Sodium chenodeoxycholate (CDC) accelerates colonic transit in health. Our aim was to examine pharmacodynamics (colonic transit, bowel function) and pharmacogenetics of CDC in constipation-predominant irritable bowel syndrome (IBS-C).

In a double-blind placebo-controlled study, 36 female patients with IBS-C were randomized to treatment with delayed-release oral formulations of placebo, 500 mg CDC, or 1000 mg CDC for 4 days. We assessed gastrointestinal and colonic transit, stool characteristics, and associations of transit with fasting serum 7αC4 (surrogate of bile acid synthesis) and FGF19 (negative regulator of bile acid synthesis) levels. Candidate genetic polymorphisms involved in regulation of bile acid synthesis were analyzed in the 36 patients with IBS-C and 57 healthy volunteers to assess genetic influence on effects of CDC on transit.

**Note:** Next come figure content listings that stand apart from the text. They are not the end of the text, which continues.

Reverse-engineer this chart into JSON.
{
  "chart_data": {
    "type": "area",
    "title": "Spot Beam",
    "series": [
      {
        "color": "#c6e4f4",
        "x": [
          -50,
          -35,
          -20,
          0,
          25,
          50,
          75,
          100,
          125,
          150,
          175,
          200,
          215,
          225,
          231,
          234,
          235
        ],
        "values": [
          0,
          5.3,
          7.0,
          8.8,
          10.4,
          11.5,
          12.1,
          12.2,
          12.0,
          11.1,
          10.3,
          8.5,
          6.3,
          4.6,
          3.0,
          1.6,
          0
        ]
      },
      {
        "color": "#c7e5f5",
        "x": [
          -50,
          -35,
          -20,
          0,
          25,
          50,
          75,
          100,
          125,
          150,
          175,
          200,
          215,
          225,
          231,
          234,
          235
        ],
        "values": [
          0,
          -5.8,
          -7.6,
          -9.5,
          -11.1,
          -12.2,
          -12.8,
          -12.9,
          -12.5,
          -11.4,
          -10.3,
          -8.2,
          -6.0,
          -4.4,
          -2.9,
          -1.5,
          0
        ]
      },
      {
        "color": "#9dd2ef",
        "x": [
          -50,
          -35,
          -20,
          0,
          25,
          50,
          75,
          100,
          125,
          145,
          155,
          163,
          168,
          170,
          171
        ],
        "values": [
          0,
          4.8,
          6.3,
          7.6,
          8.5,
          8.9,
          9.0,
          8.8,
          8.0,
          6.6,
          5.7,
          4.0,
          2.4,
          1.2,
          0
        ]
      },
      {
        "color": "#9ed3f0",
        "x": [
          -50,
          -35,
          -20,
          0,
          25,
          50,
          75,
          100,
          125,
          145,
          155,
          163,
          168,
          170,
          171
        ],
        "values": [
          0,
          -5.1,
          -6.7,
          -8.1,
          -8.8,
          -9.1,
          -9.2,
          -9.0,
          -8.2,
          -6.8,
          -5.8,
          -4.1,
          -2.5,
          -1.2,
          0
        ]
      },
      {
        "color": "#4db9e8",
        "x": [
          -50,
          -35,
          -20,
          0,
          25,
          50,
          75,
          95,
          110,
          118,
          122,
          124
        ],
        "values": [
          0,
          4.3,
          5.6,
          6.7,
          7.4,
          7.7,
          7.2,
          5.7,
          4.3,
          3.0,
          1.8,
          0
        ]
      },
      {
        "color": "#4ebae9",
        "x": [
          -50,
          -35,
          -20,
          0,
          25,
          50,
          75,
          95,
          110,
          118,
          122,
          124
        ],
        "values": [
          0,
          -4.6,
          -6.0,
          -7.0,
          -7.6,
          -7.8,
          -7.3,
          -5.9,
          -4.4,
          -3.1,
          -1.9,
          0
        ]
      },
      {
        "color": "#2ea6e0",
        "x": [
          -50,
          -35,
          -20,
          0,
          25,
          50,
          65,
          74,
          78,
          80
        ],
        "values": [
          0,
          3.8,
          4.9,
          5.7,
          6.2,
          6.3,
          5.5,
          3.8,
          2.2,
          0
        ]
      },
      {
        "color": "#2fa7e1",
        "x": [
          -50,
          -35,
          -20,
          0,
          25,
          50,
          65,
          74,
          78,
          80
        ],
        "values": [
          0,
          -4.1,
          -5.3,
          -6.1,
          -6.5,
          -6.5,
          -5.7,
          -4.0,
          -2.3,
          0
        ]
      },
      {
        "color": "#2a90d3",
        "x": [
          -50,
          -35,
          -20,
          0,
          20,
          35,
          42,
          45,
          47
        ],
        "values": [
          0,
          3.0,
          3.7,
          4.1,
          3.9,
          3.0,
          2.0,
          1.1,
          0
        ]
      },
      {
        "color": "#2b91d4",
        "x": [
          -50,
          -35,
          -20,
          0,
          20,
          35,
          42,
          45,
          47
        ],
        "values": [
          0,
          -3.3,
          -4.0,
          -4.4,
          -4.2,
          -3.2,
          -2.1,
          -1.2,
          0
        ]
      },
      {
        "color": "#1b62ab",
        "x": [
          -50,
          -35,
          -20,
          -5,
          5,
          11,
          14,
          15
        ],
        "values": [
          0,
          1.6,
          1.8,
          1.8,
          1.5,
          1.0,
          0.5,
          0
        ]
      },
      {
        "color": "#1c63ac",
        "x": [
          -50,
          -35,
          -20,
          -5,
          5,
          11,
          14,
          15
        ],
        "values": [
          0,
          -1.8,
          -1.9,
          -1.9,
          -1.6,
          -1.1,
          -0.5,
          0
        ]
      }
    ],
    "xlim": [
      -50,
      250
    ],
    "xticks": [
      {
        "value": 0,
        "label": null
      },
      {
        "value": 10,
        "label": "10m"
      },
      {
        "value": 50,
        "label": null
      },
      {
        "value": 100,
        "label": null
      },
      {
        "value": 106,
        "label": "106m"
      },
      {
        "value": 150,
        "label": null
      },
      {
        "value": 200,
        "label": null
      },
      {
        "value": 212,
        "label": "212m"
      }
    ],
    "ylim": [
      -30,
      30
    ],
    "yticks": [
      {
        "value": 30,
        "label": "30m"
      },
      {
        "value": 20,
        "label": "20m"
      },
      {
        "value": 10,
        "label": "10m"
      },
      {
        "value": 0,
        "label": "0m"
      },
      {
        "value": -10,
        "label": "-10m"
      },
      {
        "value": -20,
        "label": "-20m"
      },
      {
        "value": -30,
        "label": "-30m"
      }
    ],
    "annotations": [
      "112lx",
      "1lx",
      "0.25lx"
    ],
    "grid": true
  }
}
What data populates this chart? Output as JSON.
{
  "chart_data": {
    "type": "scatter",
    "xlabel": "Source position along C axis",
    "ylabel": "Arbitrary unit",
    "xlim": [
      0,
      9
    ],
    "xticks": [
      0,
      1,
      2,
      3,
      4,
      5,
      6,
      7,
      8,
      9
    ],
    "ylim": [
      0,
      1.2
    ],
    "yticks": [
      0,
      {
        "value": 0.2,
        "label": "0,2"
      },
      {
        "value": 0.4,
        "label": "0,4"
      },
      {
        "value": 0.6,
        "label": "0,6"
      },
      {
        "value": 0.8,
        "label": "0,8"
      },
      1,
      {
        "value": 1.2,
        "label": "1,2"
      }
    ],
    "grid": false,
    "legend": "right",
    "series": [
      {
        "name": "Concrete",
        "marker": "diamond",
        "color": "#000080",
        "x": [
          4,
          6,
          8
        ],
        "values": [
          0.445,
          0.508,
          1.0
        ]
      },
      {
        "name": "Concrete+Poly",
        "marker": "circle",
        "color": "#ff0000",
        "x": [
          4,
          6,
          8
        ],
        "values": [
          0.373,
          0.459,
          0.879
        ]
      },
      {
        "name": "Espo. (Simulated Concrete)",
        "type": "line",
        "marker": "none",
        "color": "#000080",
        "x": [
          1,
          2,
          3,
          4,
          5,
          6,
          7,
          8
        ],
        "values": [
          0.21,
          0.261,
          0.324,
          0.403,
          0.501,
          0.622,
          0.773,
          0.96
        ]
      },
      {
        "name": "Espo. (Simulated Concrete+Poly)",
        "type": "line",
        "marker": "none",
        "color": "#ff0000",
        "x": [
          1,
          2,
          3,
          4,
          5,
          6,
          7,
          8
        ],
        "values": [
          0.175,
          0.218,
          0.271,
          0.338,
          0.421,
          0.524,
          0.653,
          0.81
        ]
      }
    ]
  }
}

Overall colonic transit and ascending colon emptying (AC t(½)) were significantly accelerated in the CDC group compared with placebo (P = .005 and P = .028, respectively). Looser stool consistency (P = .003), increased stool frequency (P = .018), and greater ease of passage (P = .024) were noted with CDC compared with placebo. The most common side effect was lower abdominal cramping/pain (P = .01). Fasting serum 7αC4 (but not FGF19) was positively associated with colonic transit (r(s) = 0.749, P = .003, placebo group). Genetic variation in FGFR4 was associated with AC t(½) in response to CDC (uncorrected P = .015); αKlothoβ variant showed a gene-by-treatment interaction based on patient subgroup (uncorrected P = .0088).

CDC accelerates colonic transit and improves bowel function in female patients with IBS-C. The rate of bile acid synthesis influences colonic transit. Genetic variation in negative feedback inhibition of bile acid synthesis may affect CDC-mediated acceleration of colonic transit.